Network Connection: Live and Learn

By Philip Baczewski, senior director, University IT

Aug. 15, 2017 – Online learning seems ubiquitous these days. UNT has for years been a leader in online course delivery via course management systems like Blackboard Learn. Technologies such as Panopto can record a live lesson or lecture for easy playback by UNT students. Likewise, the university's subscription to the service provides thousands of online videos for instruction on topics from photo editing to project management. A google search will turn up YouTube videos on how to do just about anything, including multiple ways to skin a cat as horrific as that might be in actuality. (Further searching, however, indicates that there is no apparent accounting system for taste, other than one possible publication on the topic.)


All of these contemporary online models for instruction can trace their roots to work done at the University of Illinois in the early 1960s. A system named PLATO, Programmed Logic for Automatic Teaching Operations, was the first example of a programmable computer system for online instruction. PLATO first ran on the university's ILLIAC computer, itself a trail-blazing example of generalized computing technology. By 1972, subsequent generations of PLATO ran via a computer terminal featuring a touch-enabled plasma screen capable of character and vector graphics so that images could be drawn directly on the screen. This was amazing technology in 1972, when the primary mode to interface with computers was still the 80-character punched card.

There was an attempt to commercialize the PLATO system by a company called CDC that produced mainframe-style computers as a rival to IBM. However, the expense of operation was a major barrier to wide scale adoption of the PLATO system. Its programs had to run on an expensive mainframe computer which was less capable than your average smart phone today, but was a much rarer commodity in the 1970s. Most who used PLATO had to connect via phone lines and you had to have a dedicated line for each terminal you wanted to run. This was prior to the break up of the Bell Telephone System that was one of the primary monopoly components of the telecommunications market - i.e. phone lines were expensive.

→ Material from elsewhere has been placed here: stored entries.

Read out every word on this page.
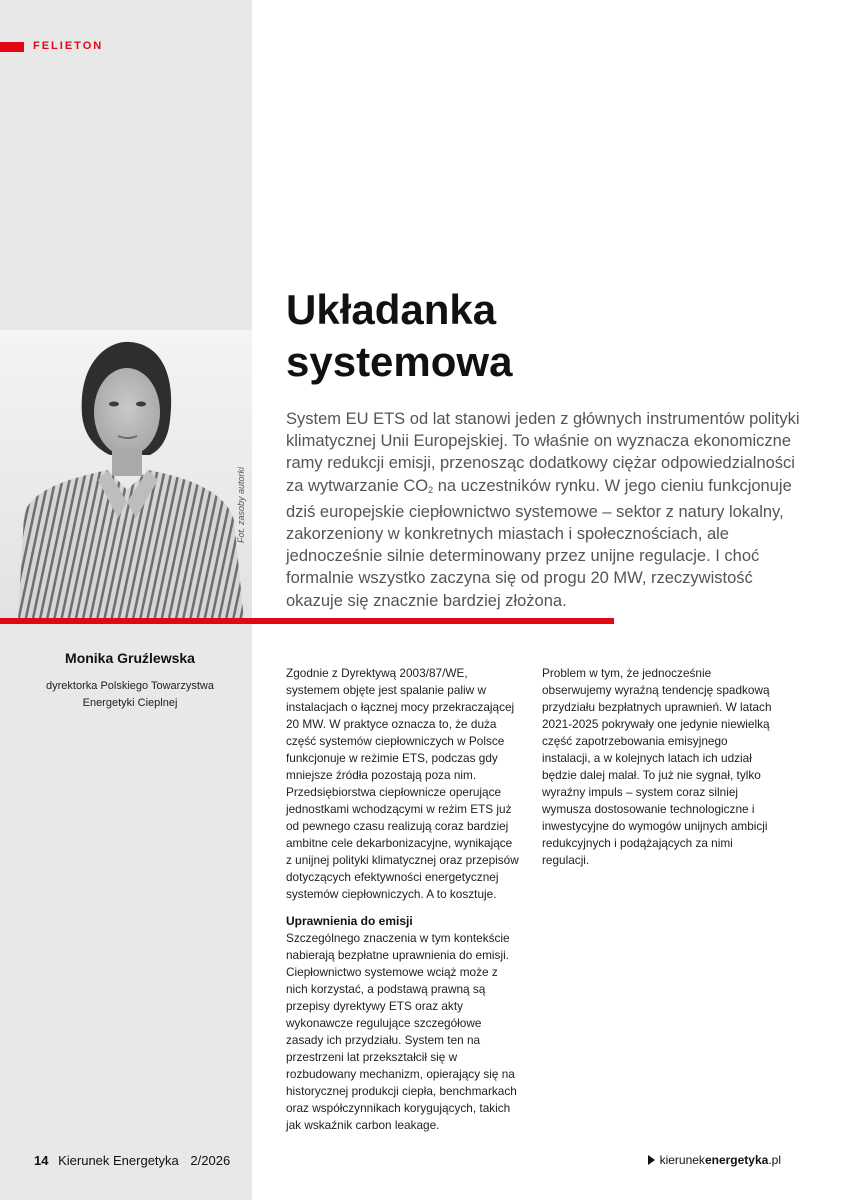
FELIETON
Fot. zasoby autorki
Monika Gruźlewska
dyrektorka Polskiego Towarzystwa Energetyki Cieplnej
Układanka
systemowa

System EU ETS od lat stanowi jeden z głównych instrumentów polityki klimatycznej Unii Europejskiej. To właśnie on wyznacza ekonomiczne ramy redukcji emisji, przenosząc dodatkowy ciężar odpowiedzialności za wytwarzanie $CO_2$ na uczestników rynku. W jego cieniu funkcjonuje dziś europejskie ciepłownictwo systemowe – sektor z natury lokalny, zakorzeniony w konkretnych miastach i społecznościach, ale jednocześnie silnie determinowany przez unijne regulacje. I choć formalnie wszystko zaczyna się od progu 20 MW, rzeczywistość okazuje się znacznie bardziej złożona.

Zgodnie z Dyrektywą 2003/87/WE, systemem objęte jest spalanie paliw w instalacjach o łącznej mocy przekraczającej 20 MW. W praktyce oznacza to, że duża część systemów ciepłowniczych w Polsce funkcjonuje w reżimie ETS, podczas gdy mniejsze źródła pozostają poza nim. Przedsiębiorstwa ciepłownicze operujące jednostkami wchodzącymi w reżim ETS już od pewnego czasu realizują coraz bardziej ambitne cele dekarbonizacyjne, wynikające z unijnej polityki klimatycznej oraz przepisów dotyczących efektywności energetycznej systemów ciepłowniczych. A to kosztuje.

Uprawnienia do emisji

Szczególnego znaczenia w tym kontekście nabierają bezpłatne uprawnienia do emisji. Ciepłownictwo systemowe wciąż może z nich korzystać, a podstawą prawną są przepisy dyrektywy ETS oraz akty wykonawcze regulujące szczegółowe zasady ich przydziału. System ten na przestrzeni lat przekształcił się w rozbudowany mechanizm, opierający się na historycznej produkcji ciepła, benchmarkach oraz współczynnikach korygujących, takich jak wskaźnik carbon leakage.

Problem w tym, że jednocześnie obserwujemy wyraźną tendencję spadkową przydziału bezpłatnych uprawnień. W latach 2021-2025 pokrywały one jedynie niewielką część zapotrzebowania emisyjnego instalacji, a w kolejnych latach ich udział będzie dalej malał. To już nie sygnał, tylko wyraźny impuls – system coraz silniej wymusza dostosowanie technologiczne i inwestycyjne do wymogów unijnych ambicji redukcyjnych i podążających za nimi regulacji.

14 Kierunek Energetyka 2/2026	kierunek energetyka .pl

One unique use of the PLATO system was brought to my attention while I was a graduate student in Composition and Music Theory at the then-named North Texas State University. Fred Hofstetter, working at the University of Delaware, adapted the PLATO system for music theory ear training drill and practice. He called the system GUIDO after the medieval music theorist, Guido d'Arezzo, but in best computer tradition, also standing for "Graded Units for Interactive Dictation Operations." The GUIDO system was able to use the available features of PLATO to present the graphical symbols and sounds necessary to support the skill acquisition of identifying musical intervals and chords that are a necessary foundation for formal music instruction. The limitations of GUIDO were the same as for PLATO, and while it was an extremely innovative use of computer capabilities, the expense was a limiting factor for general adoption.

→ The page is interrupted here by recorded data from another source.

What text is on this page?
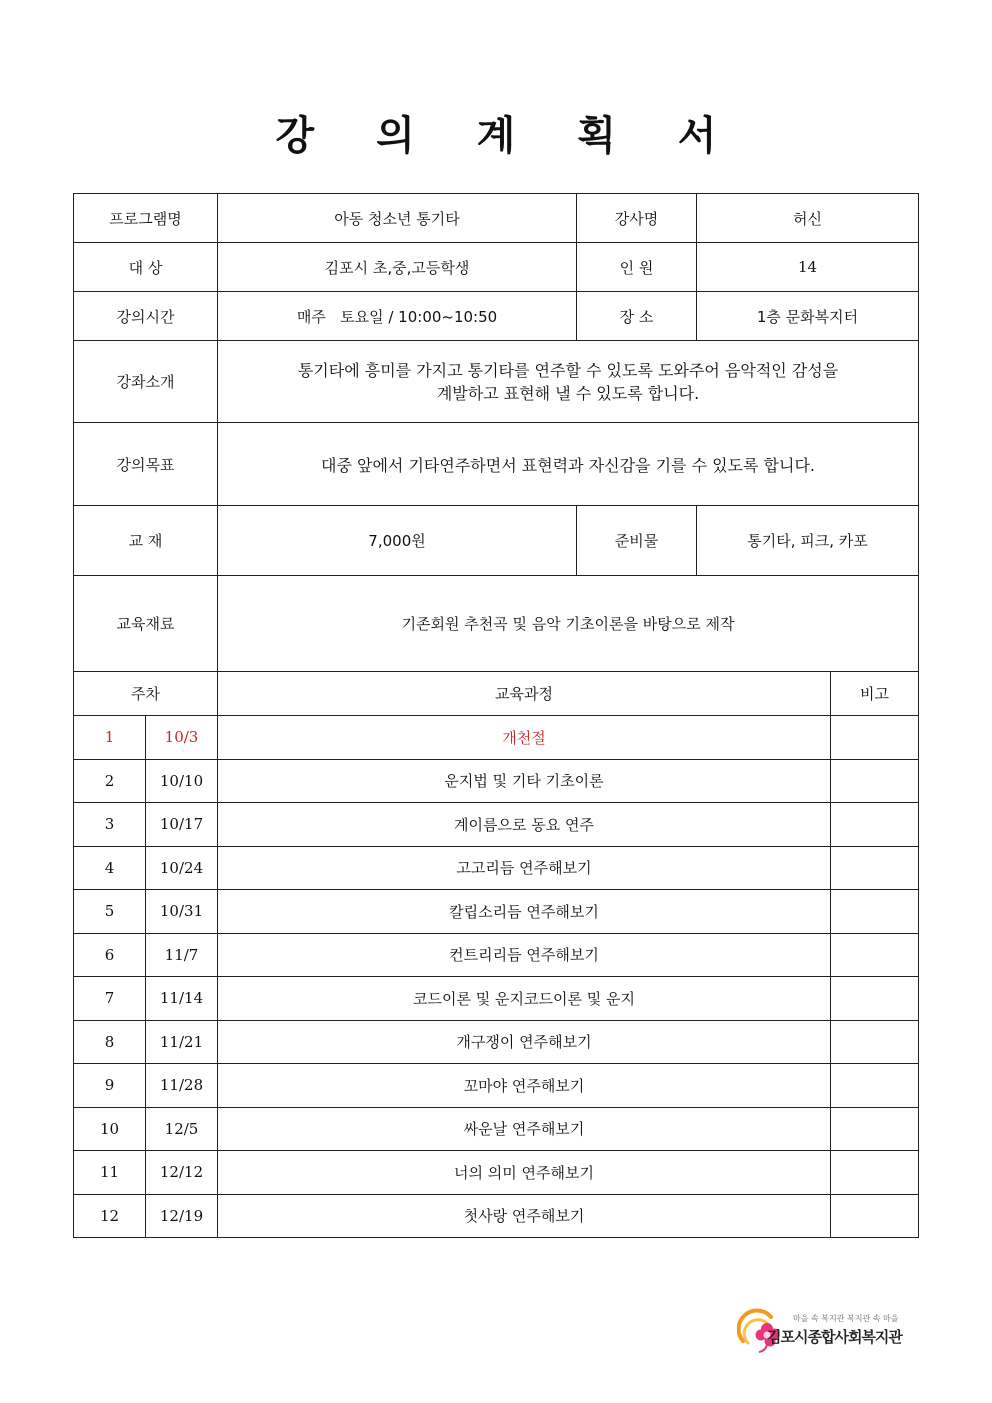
강 의 계 획 서
프로그램명		아동 청소년 통기타	강사명	허신	
대 상		김포시 초,중,고등학생	인 원	14	
강의시간		매주   토요일 / 10:00~10:50	장 소	1층 문화복지터	
강좌소개		통기타에 흥미를 가지고 통기타를 연주할 수 있도록 도와주어 음악적인 감성을
계발하고 표현해 낼 수 있도록 합니다.			

강의목표		대중 앞에서 기타연주하면서 표현력과 자신감을 기를 수 있도록 합니다.			
교 재		7,000원	준비물	통기타, 피크, 카포	
교육재료		기존회원 추천곡 및 음악 기초이론을 바탕으로 제작			
주차		교육과정			비고
1	10/3	개천절			
2	10/10	운지법 및 기타 기초이론			
3	10/17	계이름으로 동요 연주			
4	10/24	고고리듬 연주해보기			
5	10/31	칼립소리듬 연주해보기			
6	11/7	컨트리리듬 연주해보기			
7	11/14	코드이론 및 운지코드이론 및 운지			
8	11/21	개구쟁이 연주해보기			
9	11/28	꼬마야 연주해보기			
10	12/5	싸운날 연주해보기			
11	12/12	너의 의미 연주해보기			
12	12/19	첫사랑 연주해보기			
마을 속 복지관 복지관 속 마을
김포시종합사회복지관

Diagram of technology from the 1960s.AMUS

Perhaps not as well known in the history of computer-based instruction is the fact that UNT was an early innovator in the development of online systems and methodologies for music theory ear training. Professor Rosemary N. Killam joined the UNT Music faculty in 1976 with a specific charge to develop an online system similar to GUIDO, but supportable with local resources. The result was a system called AMUS (Automatic Music System) that could play multiple-part harmonic music with a control system that allowed for programmatic instruction. Both the lesson organization and musical sound generation were specified by a simple set of text-based markup codes that were interpreted by the main program running on an HP 2000 computer.

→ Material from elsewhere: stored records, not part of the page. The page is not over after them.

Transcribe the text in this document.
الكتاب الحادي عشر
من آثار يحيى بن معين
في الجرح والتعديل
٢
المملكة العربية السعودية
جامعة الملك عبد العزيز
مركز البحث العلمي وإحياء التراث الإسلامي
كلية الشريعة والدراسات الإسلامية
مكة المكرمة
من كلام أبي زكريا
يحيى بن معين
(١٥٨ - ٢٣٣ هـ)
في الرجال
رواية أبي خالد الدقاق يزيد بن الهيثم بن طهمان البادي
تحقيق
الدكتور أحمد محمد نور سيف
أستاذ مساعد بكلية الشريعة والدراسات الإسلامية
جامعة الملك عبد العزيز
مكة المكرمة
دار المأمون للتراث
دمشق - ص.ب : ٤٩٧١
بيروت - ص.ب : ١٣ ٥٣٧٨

An innovative aspect of AMUS was that it was a hybrid system with a Motorola microcomputer in the communications path that supported the generation of the musical sounds. Each microcomputer was attached to a custom-made sound synthesizer developed by NT Computer Science professor Dan Scott. This was at a time before commercial microcomputer sound cards existed and digital sound production was still a developing technology.

I was lucky enough to participate in this project as a graduate student, but also had my first "IT job" thanks to this new technology. In 1979, I was hired as a graduate assistant to set up and manage the Music Computer-Assisted Instruction Lab in its location in the newly constructed Music Building. Even after moving on to a Teaching Fellowship in Music Theory, I remained involved in the Music CAI lab as a researcher and systems programmer. The AMUS system was later ported to an Apple II microcomputer platform and several of us redeveloped the training lessons written for the original system in the new platform. That system was sold to many music schools around the country as one of the first available microcomputer ear training CAI systems.

A Lasting Legacy

Forty years of technology development has made a big difference in the availability of online instruction. The miniaturization and increased capacity of today's computers and smart phones, along with the ubiquity of the internet, have made the delivery of learning resources something we routinely take for granted. Products now come with links to online instructional videos instead of extensive user manuals. Between online videos, references, and training materials, you can teach yourself almost anything thanks to the internet. It's nice to think that UNT made its own unique contribution to this new world of learning.